Amen to that. It makes my blood boil too... it's a paradox... when is graffiti art and when is it vandalism? For me tagging is really the chav equivalent to scent marking... the difference is that animals have a purpose for doing it unlike the frickin' chavs. But tagging over what is without doubt a piece of art is quite unforgivable and shows clearly the mentality of the morons who do it. I suspect a lot of it is to do with the fact that these scrotes are jealous and can't bear to see something which they are quite incapable of getting even close to so they just go and desecrate it instead.

Rant over...


----------



## Mars Lander (Feb 27, 2013)

Looks a worthwhile mooch this does, liking the shots too and well said TJ


----------



## urbex13 (Feb 27, 2013)

Judderman I would recommend Record Ridgeway in Sheffield if you haven't been.


----------



## Silent Hill (Feb 27, 2013)

This is from when I went mate 

http://www.derelictplaces.co.uk/main/showthread.php?t=24028#.US5-AaJQZZg

Just highlights the changes the place goes through


----------



## urbex13 (Feb 28, 2013)

Not many of those big tags left now mate. Those blueprints have been covered in blue paint as well I'm afraid. Your report was my initial inspiration to go!


----------



## Silent Hill (Feb 28, 2013)

urbex13 said:


> Those blueprints have been covered in blue paint as well I'm afraid.



Bastards  Makes you wonder where these low life's come from! You couldn't wish for a more picturesque pretty rural village


----------



## ZerO81 (Feb 28, 2013)

Cracking report mate, some very nice artwork there and that corridor is a belter!

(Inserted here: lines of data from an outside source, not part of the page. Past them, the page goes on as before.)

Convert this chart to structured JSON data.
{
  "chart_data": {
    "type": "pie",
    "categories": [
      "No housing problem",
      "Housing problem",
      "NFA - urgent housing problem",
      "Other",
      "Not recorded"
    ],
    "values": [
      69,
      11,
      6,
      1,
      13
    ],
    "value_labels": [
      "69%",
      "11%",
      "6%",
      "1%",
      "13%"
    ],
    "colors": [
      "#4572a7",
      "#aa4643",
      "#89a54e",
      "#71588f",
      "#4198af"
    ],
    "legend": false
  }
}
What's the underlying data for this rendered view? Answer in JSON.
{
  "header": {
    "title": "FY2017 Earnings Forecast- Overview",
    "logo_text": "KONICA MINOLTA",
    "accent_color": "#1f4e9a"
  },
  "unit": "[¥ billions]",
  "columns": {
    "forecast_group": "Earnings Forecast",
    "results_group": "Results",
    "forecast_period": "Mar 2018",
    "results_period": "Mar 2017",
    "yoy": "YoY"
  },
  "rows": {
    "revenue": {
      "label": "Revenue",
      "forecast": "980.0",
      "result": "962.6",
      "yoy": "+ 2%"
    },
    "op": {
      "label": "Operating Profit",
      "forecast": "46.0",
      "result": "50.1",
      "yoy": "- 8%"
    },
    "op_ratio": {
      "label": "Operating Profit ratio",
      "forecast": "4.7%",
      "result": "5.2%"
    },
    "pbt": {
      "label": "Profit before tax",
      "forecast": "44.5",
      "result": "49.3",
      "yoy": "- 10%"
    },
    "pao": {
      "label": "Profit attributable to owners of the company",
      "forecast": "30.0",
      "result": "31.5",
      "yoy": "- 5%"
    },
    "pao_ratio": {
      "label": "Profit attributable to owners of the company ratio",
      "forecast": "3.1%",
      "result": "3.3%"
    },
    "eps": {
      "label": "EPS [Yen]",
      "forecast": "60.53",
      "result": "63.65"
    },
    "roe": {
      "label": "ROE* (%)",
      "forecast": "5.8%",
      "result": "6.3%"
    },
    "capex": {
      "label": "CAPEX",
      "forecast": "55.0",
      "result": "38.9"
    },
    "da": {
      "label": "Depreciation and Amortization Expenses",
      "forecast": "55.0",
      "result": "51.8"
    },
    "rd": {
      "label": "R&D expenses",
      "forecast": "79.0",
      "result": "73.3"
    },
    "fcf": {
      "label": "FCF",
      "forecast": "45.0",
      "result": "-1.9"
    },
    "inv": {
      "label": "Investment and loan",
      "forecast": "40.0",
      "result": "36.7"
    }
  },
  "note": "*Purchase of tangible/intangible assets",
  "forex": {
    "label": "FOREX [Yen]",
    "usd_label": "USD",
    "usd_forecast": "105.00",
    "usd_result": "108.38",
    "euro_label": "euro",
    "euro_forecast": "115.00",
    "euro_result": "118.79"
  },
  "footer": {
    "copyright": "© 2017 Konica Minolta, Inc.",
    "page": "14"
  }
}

The Heras fencing may appear to be pointless, but sadly I beat me a couple of months back and I failed to see any of the place..must try harder...especially for that corridor!


----------



## TranKmasT (Feb 28, 2013)

That's some top derping. *Love* these two.


----------



## urbex13 (Mar 1, 2013)

I thought that Silent Hill, I'm surprised they don't stand out a bit more but I guess it's on a fairly quiet corner. Zer081 give me a shout if you feel like doing some Sheffield bits and pieces at any point, I'm always looking for people to explore with. The Heras fence is currently less than sufficient to say the least, although I'm sure it gets done over fairly often with the amount of painters going in there. Thanks Transmaskt, I think that corridor was my favourite part of the building really, something asylum-esque about it with the peeling paint and that. The door is fairly unusual as well but I didn't hang about to get more externals as you're fairly obvious to onlookers. I'd be interested to know some details as to quite how the plant actually worked if anyone can provide me with any? Cheers guys.


----------



## urbex13 (Mar 1, 2013)

Thornseat lodge is nearby if anyone is in the vicinity. It's completely ruined though and I walked the 3 odd miles uphill to it on a road covered in water. Probably worth a look for anyone in a car though


----------



## steve2109 (Mar 1, 2013)

Super Pictures, loved looking at them, thanks for sharing


----------



## urbex13 (Mar 2, 2013)

Cheers mate


----------